Прежде чем его отослать, господин прокурор, с налитым кровью лицом, читая по блокноту, осведомился у заключенного, не родственник ли ему Баал-Шем-Тов или ребе Залман Шнеур из Ляд и не было ли когда в семье у них резника. На все вопросы Яков, уже не в силах унять дрожь, отвечал – нет, и Грубешов усердно помечал каждый ответ.

9

Он сидел в тюремной одежде, в темной одиночке, борода спутана, красные глаза, голова горит, и едкий холод ломит ему кости. Снег шипел за окном. Ветер, задувая в разбитое окно, налетал на него хищной птицей, когтил ему руки, голову. Он бегал по камере, видел свое дыхание, колотил себя в грудь, махал руками, бил синие ладони одна о другую, плакал. Он вздыхал, стонал, взывал о помощи к небесам, пока Житняк, нервно прижавшись к глазку, ему не велел умолкнуть.
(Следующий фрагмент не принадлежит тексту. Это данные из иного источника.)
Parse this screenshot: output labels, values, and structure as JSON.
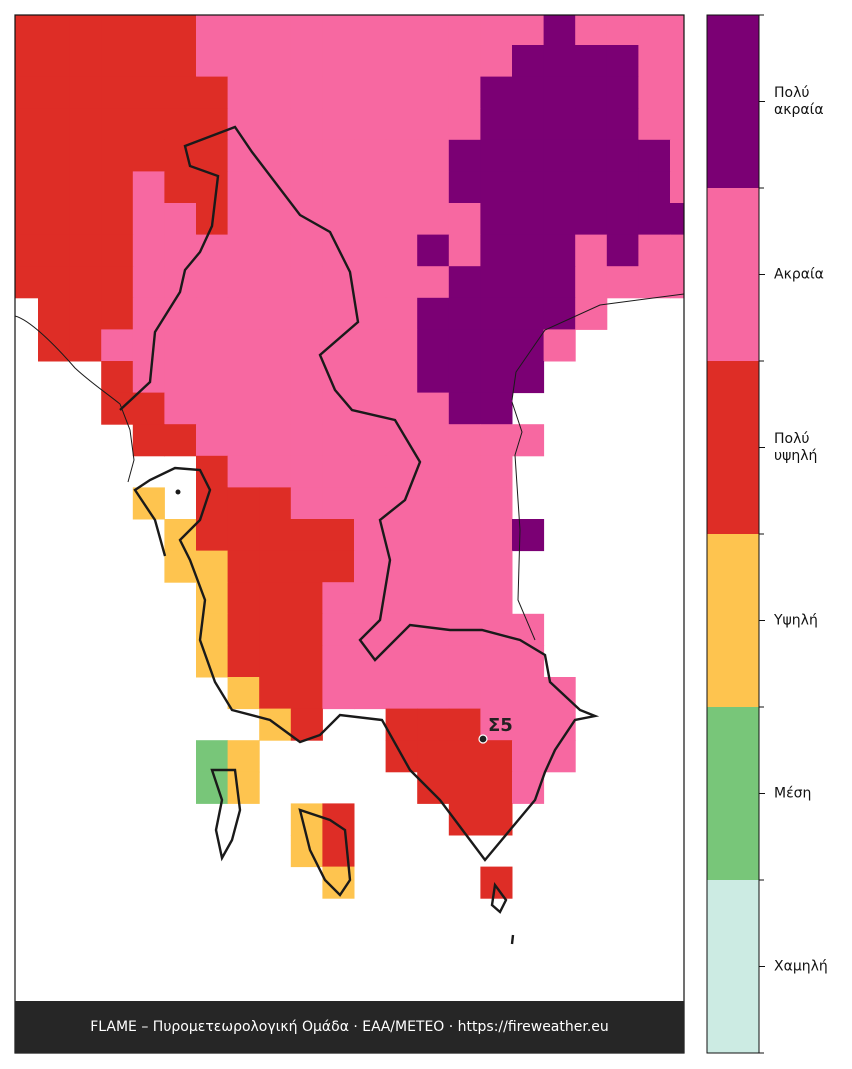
{
  "map": {
    "grid": [
      "3333334444444444454444",
      "3333334444444444555544",
      "3333333444444445555544",
      "3333333444444445555544",
      "3333333444444455555554",
      "3333433444444455555554",
      "3333443444444445555555",
      "3333444444444545554544",
      "3333444444444455554444",
      ".333444444444555554...",
      ".33444444444455554....",
      "...34444444445555.....",
      "...3344444444455......",
      "....3344444444444.....",
      "......3444444444......",
      "....2.3334444444......",
      ".....233333444445.....",
      ".....22333344444......",
      "......2333444444......",
      "......23334444444.....",
      "......23334444444.....",
      ".......23344444444....",
      "........23..333444....",
      "......12....333344....",
      "......12.....3334.....",
      ".........23...33......",
      ".........23...........",
      "..........2....3......"
    ],
    "legend": [
      {
        "label": "Χαμηλή",
        "color": "#ccebe3"
      },
      {
        "label": "Μέση",
        "color": "#78c679"
      },
      {
        "label": "Υψηλή",
        "color": "#fec44f"
      },
      {
        "label": "Πολύ\nυψηλή",
        "color": "#de2d26"
      },
      {
        "label": "Ακραία",
        "color": "#f768a1"
      },
      {
        "label": "Πολύ\nακραία",
        "color": "#7b0074"
      }
    ],
    "point": {
      "label": "Σ5"
    },
    "footer": "FLAME – Πυρομετεωρολογική Ομάδα · ΕΑΑ/METEO · https://fireweather.eu"
  }
}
Вечером, когда стражник затопит, мастер сидел у чадящей печи, приоткрыв заслонку, надвинув на уши пальто, и пламя, не грея, играло у него на лице. Только потрескивал и стонал огонь, а вся камера оставалась сырой, черной, влажно-вонючей. И он различал собственный свой гнилой запах в застоялой вони всех тех, кто жил и сгинул в этой гиблой камере.

Мастер часами дрожал в глубокой, неизбывной тоске. Кто бы поверил? Сам царь про него знает. Царь уверен, что он виноват. Царю надо, чтобы его осудили и покарали. Яков представлял себе: они бьются с русским императором. Бьются лицом к лицу, в темноте, бьются, и вот, наконец, Николай себя объявляет ангелом Божиим и поднимается в небеса.

– Фантазии, – бормотал Яков, – очень я ему нужен, и он мне не нужен. Почему они меня не оставят в покое? Что я им сделал такого?

Ох уж это еврейское счастье, просто дурно от него. Смыться из черты оседлости и вмиг угодить в тюрьму! От рождения ходит за ним конь вороной – еврейский кошмар. Это вечное проклятие – быть евреем, что же еще? Его тошнило от их истории, судьбы, кровной вины.